The $2.2 billion initial public offering of dating application Bumble on Thursday went off like so many before it. Bumble’s bankers upped its IPO price about 50% from an initial range to meet fierce demand for shares, but it didn’t tame the raging animal spirits of investors bidding up tech stock valuations into the stratosphere. Bumble shares skyrocketed 63% on its first day of trading, making founder and CEO Whitney Wolfe Herd, 31, the world’s youngest self-made billionaire.
Add Wolfe Herd to a long line of new billionaires from Zoom’s Eric Yuan, to Snowflake’s Frank Slootman, Peloton Interactive’s PTON +1.2% John Foley and C3.ai’s Tom Siebel, who have all seen their fortunes soar due to piping hot IPO markets. However, instead of generating yet another big haul for a handful of Sand Hill Road venture capital firms, it was Blackstone Group, the world’s largest private equity firm, that also hit the jackpot on the IPO.

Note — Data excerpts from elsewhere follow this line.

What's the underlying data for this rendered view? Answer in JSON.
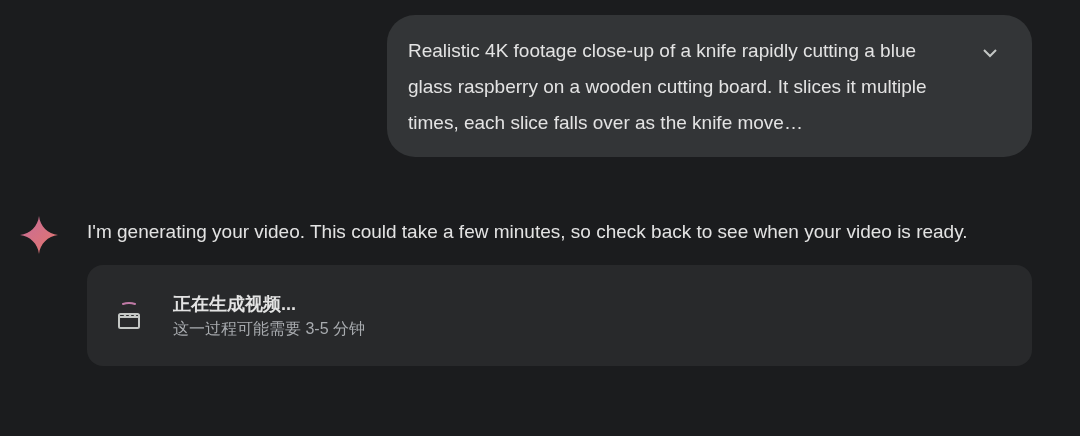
{
  "user_prompt": {
    "text": "Realistic 4K footage close-up of a knife rapidly cutting a blue glass raspberry on a wooden cutting board. It slices it multiple times, each slice falls over as the knife move…",
    "expanded": false
  },
  "response": {
    "text": "I'm generating your video. This could take a few minutes, so check back to see when your video is ready.",
    "status_card": {
      "title": "正在生成视频...",
      "subtitle": "这一过程可能需要 3-5 分钟"
    }
  }
}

Just 15-months ago, Blackstone plowed over $2 billion of cash to take control of Bumble’s parent company, MagicLab, at a $3 billion valuation, making an unconventional investment for the $619 billion (assets) mega-firm in a mobile dating application. Blackstone’s initial investment has already returned about $2.3 billion in cash due to dividends and proceeds from Bumble’s offering and the PE firm still sits on shares worth about $4 billion.